US insistence on renegotiation could unravel a 195-nation compromise to curb greenhouse gas emissions reached in Paris in December after fraught talks between nations as different as China, the United States, small island states and OPEC members.

"The Paris Agreement is as much in the United States' interests as any other country," said Tony de Brum, ambassador for climate change of the Marshall Islands who, as his country's foreign minister, helped broker the UN deal.

"Seeking to unravel it would not only threaten the US economy, damage its environment, and weaken its security, but it would do a great disservice to all of humanity," he said.

Trump, the presumptive Republican presidential nominee, told Reuters on Tuesday he was "not a big fan" of the climate accord.

He said China and other countries would not stick to the "one-sided" deal, which seeks to transform the world economy from fossil fuels in coming decades to slow global warming.

"I will be looking at that very, very seriously, and at a minimum I will be renegotiating those agreements, at a minimum. And at a maximum I may do something else," he said.

Trump has said in the past he believes global warming is a concept that was invented by China to hurt the competitiveness of US business.

Government officials meeting in Bonn, Germany, from May 16-26 to find ways to implement the deal, raised concerns about Trump's comments but doubted he would take serious action.

That's because the deal imposes no real constraints on the United States - it lets all nations define their own actions for fighting climate change. President Barack Obama has promised to cut emissions by 2025, but his successors will face no penalties if they do not comply, meaning little incentive to challenge the UN deal.

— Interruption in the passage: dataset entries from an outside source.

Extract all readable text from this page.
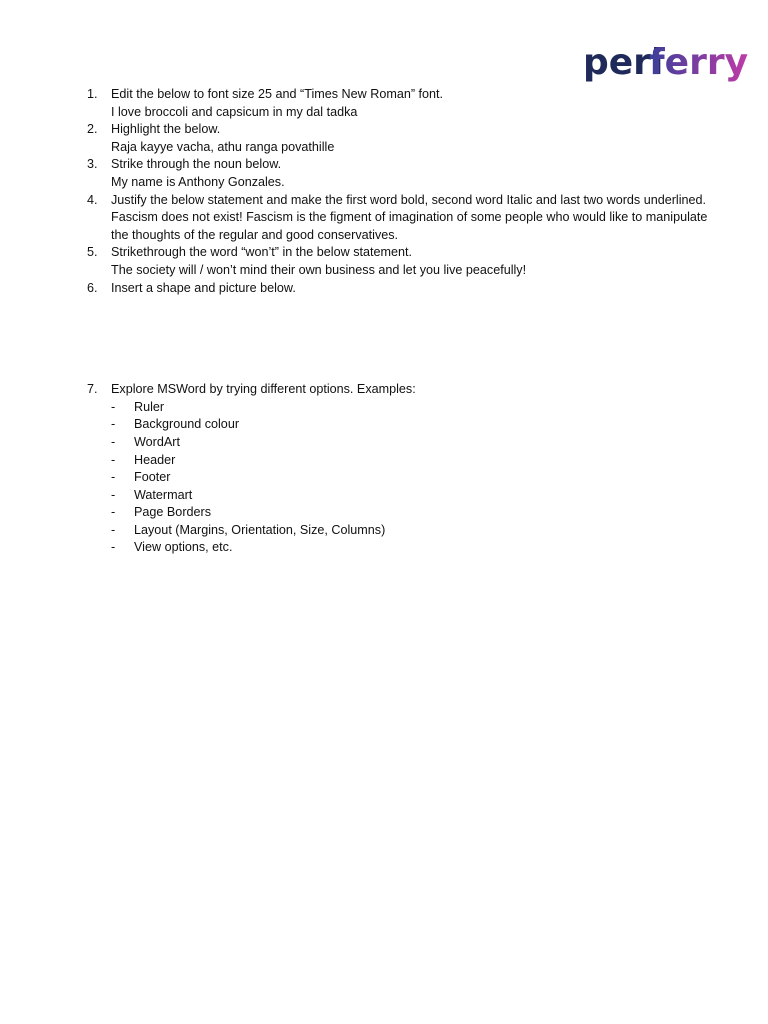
peri
ferry
1.	Edit the below to font size 25 and “Times New Roman” font.
I love broccoli and capsicum in my dal tadka
2.	Highlight the below.
Raja kayye vacha, athu ranga povathille
3.	Strike through the noun below.
My name is Anthony Gonzales.
4.	Justify the below statement and make the first word bold, second word Italic and last two words underlined.
Fascism does not exist! Fascism is the figment of imagination of some people who would like to manipulate
the thoughts of the regular and good conservatives.
5.	Strikethrough the word “won’t” in the below statement.
The society will / won’t mind their own business and let you live peacefully!
6.	Insert a shape and picture below.
7.	Explore MSWord by trying different options. Examples:
-	Ruler
-	Background colour
-	WordArt
-	Header
-	Footer
-	Watermart
-	Page Borders
-	Layout (Margins, Orientation, Size, Columns)
-	View options, etc.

Many officials also say it is in US interests to limit greenhouse gas emissions, partly because cuts in the use of fossil fuels also means less air pollution, a big cause of disease. Even many nations traditionally sceptical that man-made greenhouse emissions stoke climate change, like OPEC countries, have gone along with the Paris Agreement.

RENEGOTIATING UNTHINKABLE

George David Banks, a senior climate change adviser to President George W. Bush and a Trump supporter, said Trump could try to force countries like China to pledge deeper emissions cuts by renegotiating the agreement.

That's wishful thinking, according to John Coequyt, director of green group the Sierra Club's international climate campaigns.

"You can't get more than 190 countries to renegotiate a deal they are implementing," he said.

The Paris Agreement will formally enter into force when 55 nations representing at least 55 percent of world greenhouse gas emissions have ratified it. China and the United States, representing 38 percent, say they will join this year.

If the deal enters into force before the next US president takes office next year, it will in theory be harder to pull out. Article 28 says any nation wanting to leave has to wait four years from the date of entry into force - the length of a US presidential term.

Trump's easiest option is to neglect the deal if elected, legal experts say. Trump could ignore the targets set by Obama and promise instead to help developing nations cope with global warming.

The Paris Agreement's flexible approach, allowing all to set their own goals, is radically different from the UN's 1997 Kyoto Protocol, which set mandatory targets for developed nations to cut emissions until 2012. The United States did not take part in Kyoto - President George W. Bush denounced it as an economic straitjacket that, he said, unfairly omitted targets for developing nations led by China and India.

Former French foreign minister Laurent Fabius, who helped broker the Paris deal, said this month that the US election was critical to its future. "If a climate change denier was to be elected, it would threaten dramatically global action against climate disruption," he said.

But US chief climate envoy Jonathan Pershing said last week that other nations were likely to push ahead with the Paris Agreement whoever wins the White House.